Der lange Weg zur Einheit

Franz Schmid

Der Tag der Deutschen Einheit jährte sich in diesem Jahr zum 17. Mal. Der Nationalfeiertag erinnert an den Beitritt der DDR zur Bundesrepublik am 3. Oktober 1990. An diesem Tag wurde die Wiedervereinigung Deutschlands vollzogen, wie es Artikel 23 des Grundgesetzes vorsah. Die Festlegung des Termins erfolgte schließlich in einer am 22. August von DDR-Ministerpräsident de Maizière beantragten Sondersitzung der Volkskammer. Nach hitziger Debatte gab die Präsidentin der Volkskammer, Sabine Bergmann-Pohl, am 23. August das Abstimmungsergebnis bekannt: „Die Volkskammer erklärt den Beitritt der DDR zum Geltungsbereich des Grundgesetzes der Bundesrepublik Deutschland gemäß Artikel 23 des Grundgesetzes mit der Wirkung vom 3. Oktober 1990.“ In einer daran anschließenden Erklärung resümierte der PDS-Sprecher Gregor Gysi „unter jubelndem Beifall bei der CDU/DA, der DSU und teilweise der SPD“: „Das Parlament hat soeben nicht mehr und nicht weniger als den Untergang der Deutschen Demokratischen Republik zum 3. Oktober 1990 beschlossen.“
Seit 1949 gab es zwei Staaten auf deutschem Boden. Die Bilder vom Fall der Berliner Mauer gingen um die Welt. Die Menschen waren euphorisch, die Wiedervereinigung war ein Geschenk der Geschichte, mit dem niemand gerechnet hatte. Bis 1990 wurde in Westdeutschland der 17. Juni als Tag der deutschen Einheit im Gedenken an den Volksaufstand vom 17. Juni 1953 in der DDR begangen.
Doch inzwischen ist die Euphorie verklungen. Der politische Alltag ist eingekehrt. Zwar gibt es die staatsrechtliche Einheit der beiden ehemaligen deutschen Staaten, aber der Weg zur inneren Einheit scheint noch lang zu sein. Es gibt zwar viel Gemeinsames, aber auch leider immer noch Trennendes. Es scheint, als ob die Ostdeutschen mit der Einheit Deutschlands zufriedener sind als die Westdeutschen, obwohl die wirtschaftlichen Verhältnisse im Ostteil Deutschlands deutlich schlechter sind. Nach einer aktuellen Umfrage fühlen sich 54 Prozent eher als Deutsche denn als Ostdeutsche.

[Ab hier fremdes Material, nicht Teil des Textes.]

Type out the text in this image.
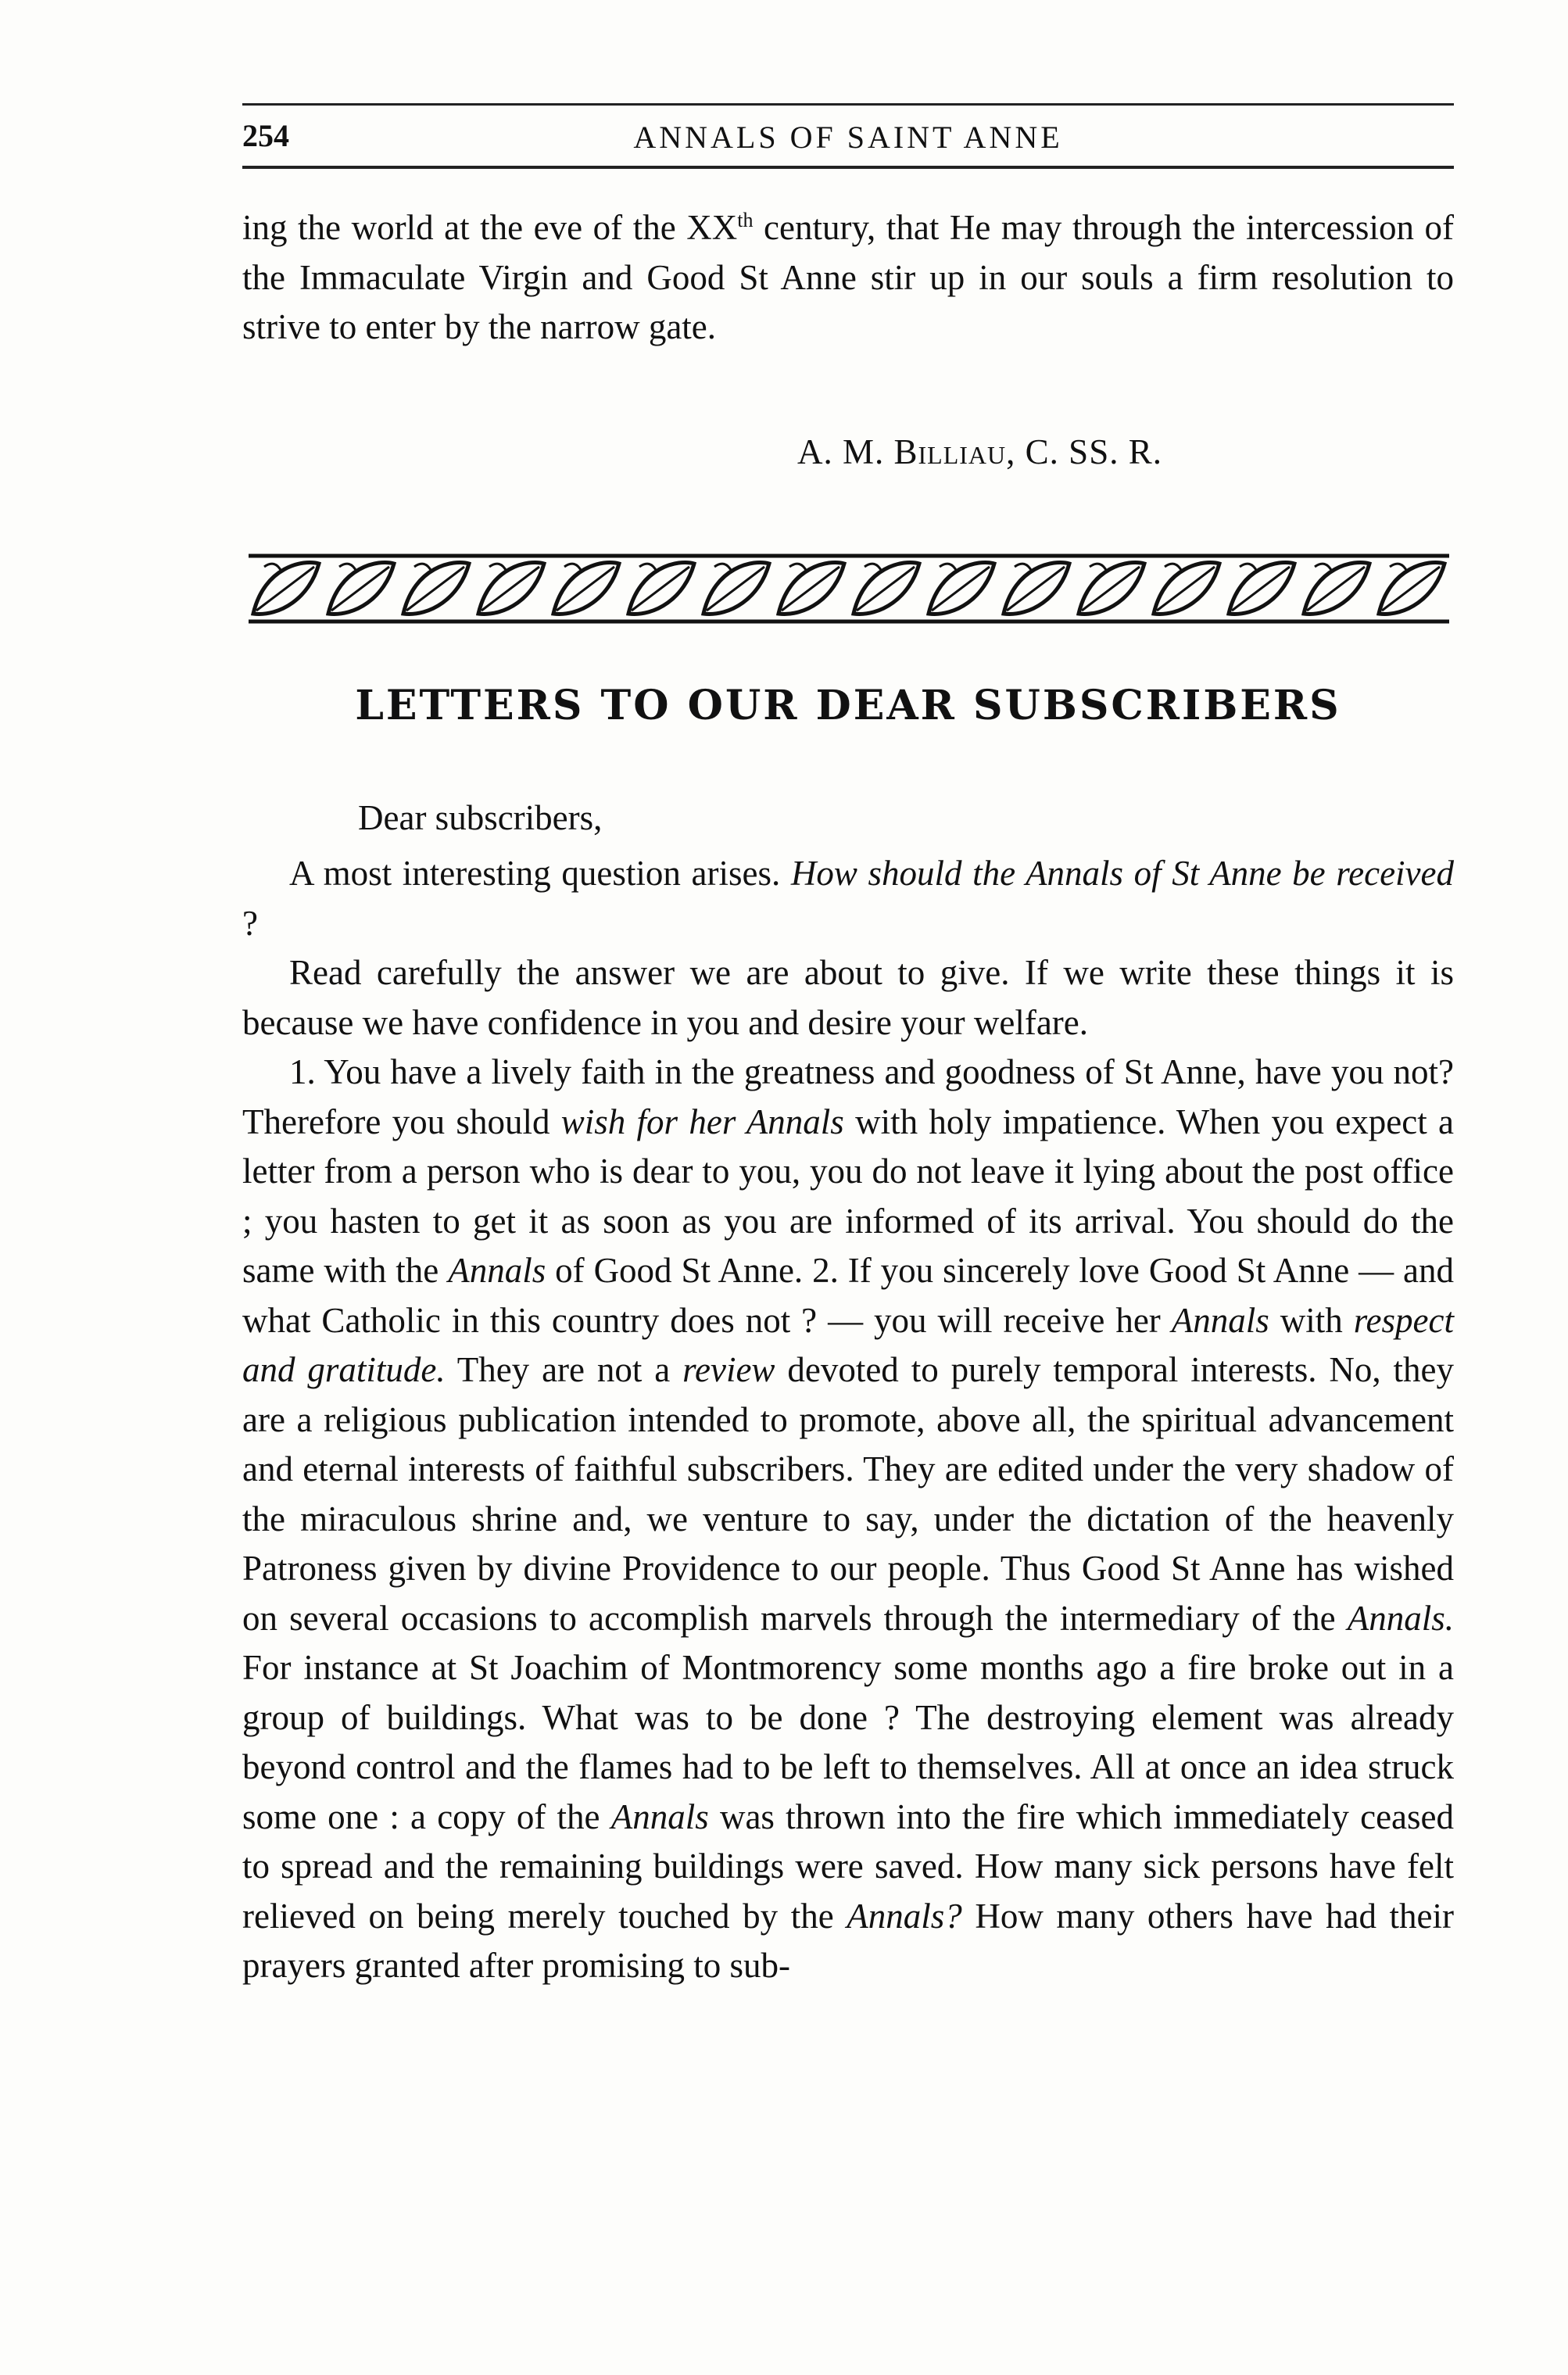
254	ANNALS OF SAINT ANNE

ing the world at the eve of the XXth century, that He may through the intercession of the Immaculate Virgin and Good St Anne stir up in our souls a firm resolution to strive to enter by the narrow gate.

A. M. Billiau, C. SS. R.
LETTERS TO OUR DEAR SUBSCRIBERS
Dear subscribers,

A most interesting question arises. How should the Annals of St Anne be received ?

Read carefully the answer we are about to give. If we write these things it is because we have confidence in you and desire your welfare.

1. You have a lively faith in the greatness and goodness of St Anne, have you not? Therefore you should wish for her Annals with holy impatience. When you expect a letter from a person who is dear to you, you do not leave it lying about the post office ; you hasten to get it as soon as you are informed of its arrival. You should do the same with the Annals of Good St Anne. 2. If you sincerely love Good St Anne — and what Catholic in this country does not ? — you will receive her Annals with respect and gratitude. They are not a review devoted to purely temporal interests. No, they are a religious publication intended to promote, above all, the spiritual advancement and eternal interests of faithful subscribers. They are edited under the very shadow of the miraculous shrine and, we venture to say, under the dictation of the heavenly Patroness given by divine Providence to our people. Thus Good St Anne has wished on several occasions to accomplish marvels through the intermediary of the Annals. For instance at St Joachim of Montmorency some months ago a fire broke out in a group of buildings. What was to be done ? The destroying element was already beyond control and the flames had to be left to themselves. All at once an idea struck some one : a copy of the Annals was thrown into the fire which immediately ceased to spread and the remaining buildings were saved. How many sick persons have felt relieved on being merely touched by the Annals? How many others have had their prayers granted after promising to sub-
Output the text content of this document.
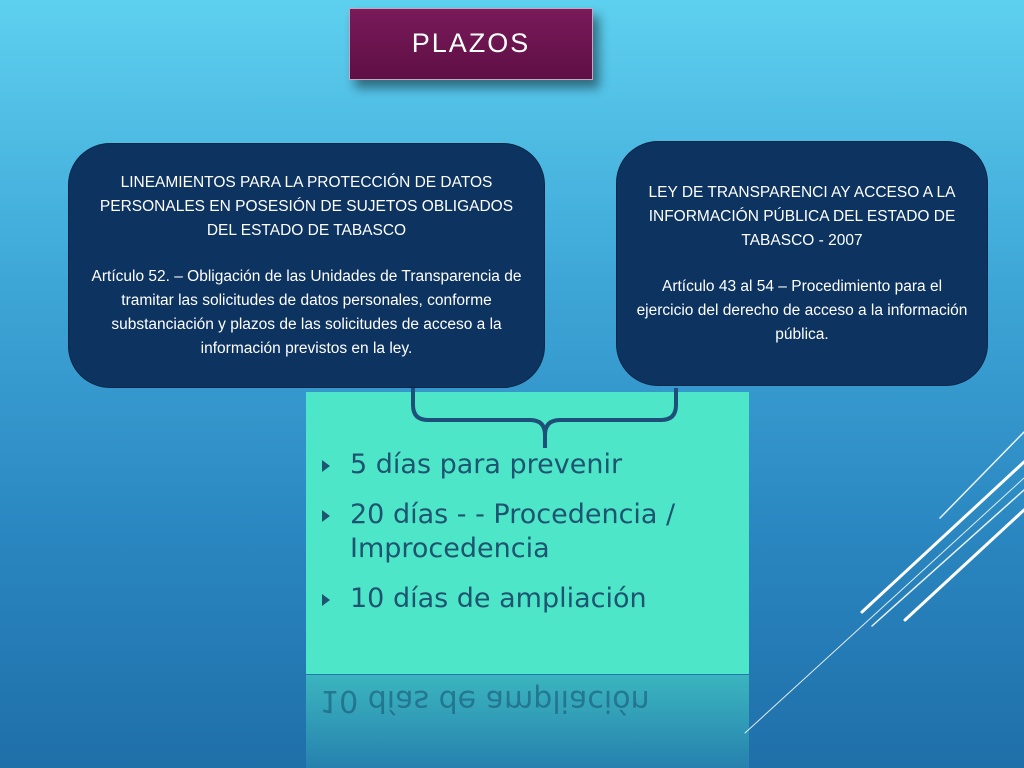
PLAZOS

LINEAMIENTOS PARA LA PROTECCIÓN DE DATOS PERSONALES EN POSESIÓN DE SUJETOS OBLIGADOS DEL ESTADO DE TABASCO

Artículo 52. – Obligación de las Unidades de Transparencia de tramitar las solicitudes de datos personales, conforme substanciación y plazos de las solicitudes de acceso a la información previstos en la ley.

LEY DE TRANSPARENCI AY ACCESO A LA INFORMACIÓN PÚBLICA DEL ESTADO DE TABASCO - 2007

Artículo 43 al 54 – Procedimiento para el ejercicio del derecho de acceso a la información pública.

10 días de ampliación
5 días para prevenir
20 días - - Procedencia / Improcedencia
10 días de ampliación
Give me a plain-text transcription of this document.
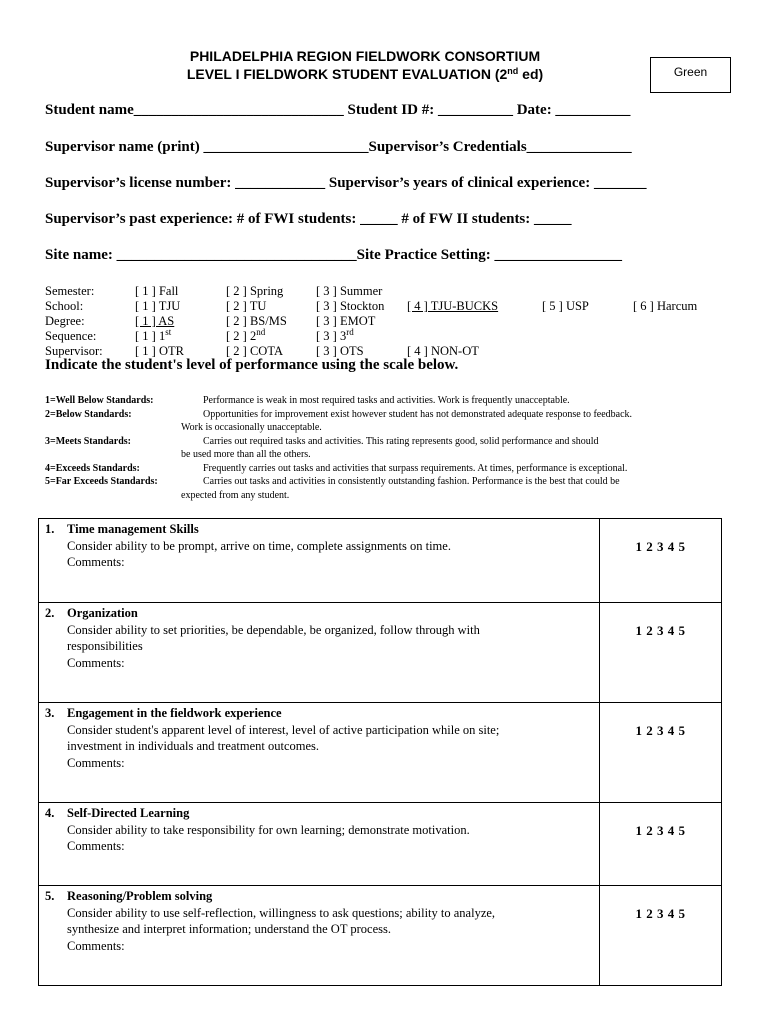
PHILADELPHIA REGION FIELDWORK CONSORTIUM
LEVEL I FIELDWORK STUDENT EVALUATION (2nd ed)	Green
Student name____________________________ Student ID #: __________ Date: __________
Supervisor name (print) ______________________Supervisor’s Credentials______________
Supervisor’s license number: ____________ Supervisor’s years of clinical experience: _______
Supervisor’s past experience: # of FWI students: _____ # of FW II students: _____
Site name: ________________________________Site Practice Setting: _________________
Semester:	[ 1 ] Fall	[ 2 ] Spring	[ 3 ] Summer
School:	[ 1 ] TJU	[ 2 ] TU	[ 3 ] Stockton [ 4 ] TJU-BUCKS	[ 5 ] USP	[ 6 ] Harcum
Degree:	[ 1 ] AS	[ 2 ] BS/MS [ 3 ] EMOT
Sequence:	[ 1 ] 1st	[ 2 ] 2nd	[ 3 ] 3rd
Supervisor:	[ 1 ] OTR	[ 2 ] COTA	[ 3 ] OTS	[ 4 ] NON-OT
Indicate the student's level of performance using the scale below.
1=Well Below Standards:	Performance is weak in most required tasks and activities. Work is frequently unacceptable.
2=Below Standards:	Opportunities for improvement exist however student has not demonstrated adequate response to feedback.
Work is occasionally unacceptable.
3=Meets Standards:	Carries out required tasks and activities. This rating represents good, solid performance and should
be used more than all the others.
4=Exceeds Standards:	Frequently carries out tasks and activities that surpass requirements. At times, performance is exceptional.
5=Far Exceeds Standards:	Carries out tasks and activities in consistently outstanding fashion. Performance is the best that could be
expected from any student.
1. Time management Skills
Consider ability to be prompt, arrive on time, complete assignments on time.
Comments:	1 2 3 4 5

2. Organization
Consider ability to set priorities, be dependable, be organized, follow through with
responsibilities
Comments:	1 2 3 4 5

3. Engagement in the fieldwork experience
Consider student's apparent level of interest, level of active participation while on site;
investment in individuals and treatment outcomes.
Comments:	1 2 3 4 5

4. Self-Directed Learning
Consider ability to take responsibility for own learning; demonstrate motivation.
Comments:	1 2 3 4 5

5. Reasoning/Problem solving
Consider ability to use self-reflection, willingness to ask questions; ability to analyze,
synthesize and interpret information; understand the OT process.
Comments:	1 2 3 4 5
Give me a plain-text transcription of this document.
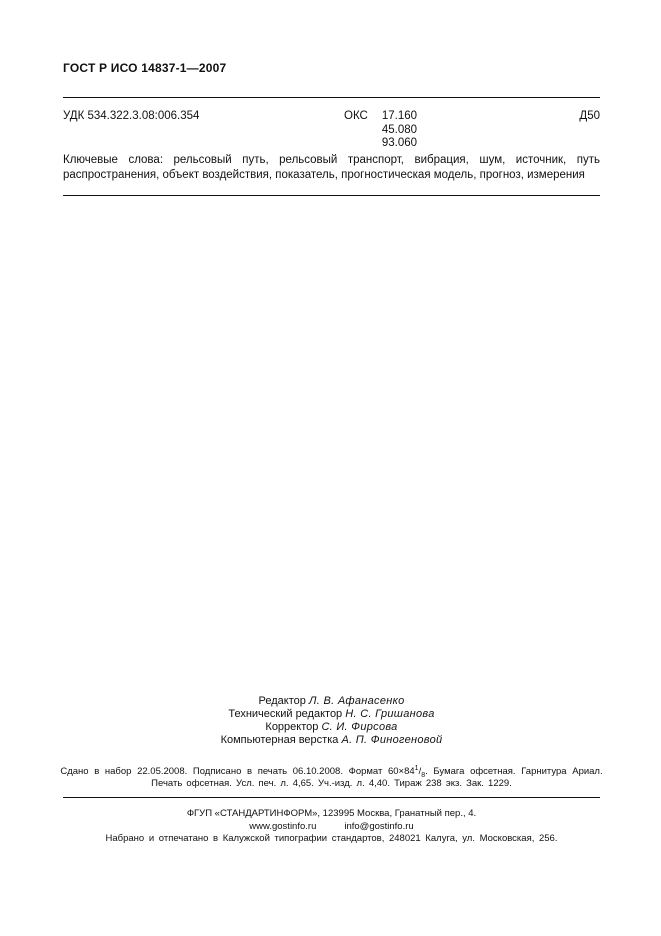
ГОСТ Р ИСО 14837-1—2007
УДК 534.322.3.08:006.354	ОКС 17.160
45.080
93.060
Д50

Ключевые слова: рельсовый путь, рельсовый транспорт, вибрация, шум, источник, путь распространения, объект воздействия, показатель, прогностическая модель, прогноз, измерения

Редактор Л. В. Афанасенко
Технический редактор Н. С. Гришанова
Корректор С. И. Фирсова
Компьютерная верстка А. П. Финогеновой
Сдано в набор 22.05.2008. Подписано в печать 06.10.2008. Формат $60\times 84^1/_8$. Бумага офсетная. Гарнитура Ариал.
Печать офсетная. Усл. печ. л. 4,65. Уч.-изд. л. 4,40. Тираж 238 экз. Зак. 1229.
ФГУП «СТАНДАРТИНФОРМ», 123995 Москва, Гранатный пер., 4.
www.gostinfo.ru	info@gostinfo.ru
Набрано и отпечатано в Калужской типографии стандартов, 248021 Калуга, ул. Московская, 256.
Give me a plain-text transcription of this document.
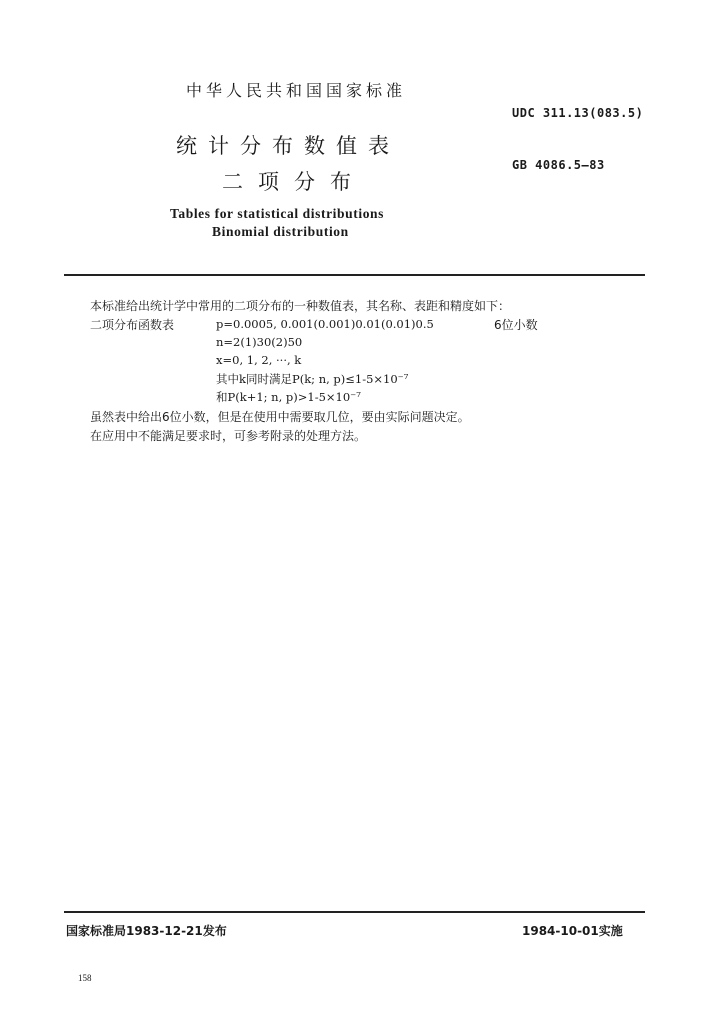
中华人民共和国国家标准
UDC 311.13(083.5)
统计分布数值表
GB 4086.5—83
二项分布
Tables for statistical distributions
Binomial distribution
本标准给出统计学中常用的二项分布的一种数值表，其名称、表距和精度如下：
二项分布函数表	p=0.0005, 0.001(0.001)0.01(0.01)0.5	6位小数
n=2(1)30(2)50
x=0, 1, 2, ···, k
其中k同时满足P(k; n, p)≤1-5×10⁻⁷
和P(k+1; n, p)>1-5×10⁻⁷
虽然表中给出6位小数，但是在使用中需要取几位，要由实际问题决定。
在应用中不能满足要求时，可参考附录的处理方法。
国家标准局1983-12-21发布	1984-10-01实施
158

Zwar empfinden fast 75 Prozent aller Deutschen die Wiedervereinigung als eine gute Sache, doch die emotionelle Trennung besteht weiterhin. Viele Westdeutsche waren noch nie in den deutschen Kerngebieten Thüringen und Sachsen gewesen. Sie wissen nicht aus eigener Erfahrung, wie es heute in Leipzig, Erfurt oder Dresden aussieht. So stehen sich die Deutschen bei der inneren Einheit selbst im Wege. Vielleicht wird erst in der Generation, die nach dem Mauerfall geboren wurde, diese Trennung überwunden werden.
Der Tag der Deutschen Einheit wird als Bürgerfest begangen, auf der sich die Länder und die Regierung auf der so genannten „Ländermeile“ präsentieren. Mit der Ausrichtung der Feierlichkeiten wechseln sich die Bundesländer ab. Doch auch da gibt es unterschiedliche Meinungen, nicht alle Politiker und Bürger befürworten das.
In einem Beitrag für die „Schweriner Volkszeitung“ bezeichnete der SPD-Politiker, Philosoph und Theologe Richard Schröder den bisherigen Ablauf der zentralen Einheitsfeiern als überholt. Er hält dies alles für einen „Einheits-Wanderzirkus“. Das löste in Deutschland natürlich weitere Diskussionen über den Sinn des Nationalfeiertages aus. Die innere Einheit lässt leider noch auf sich warten.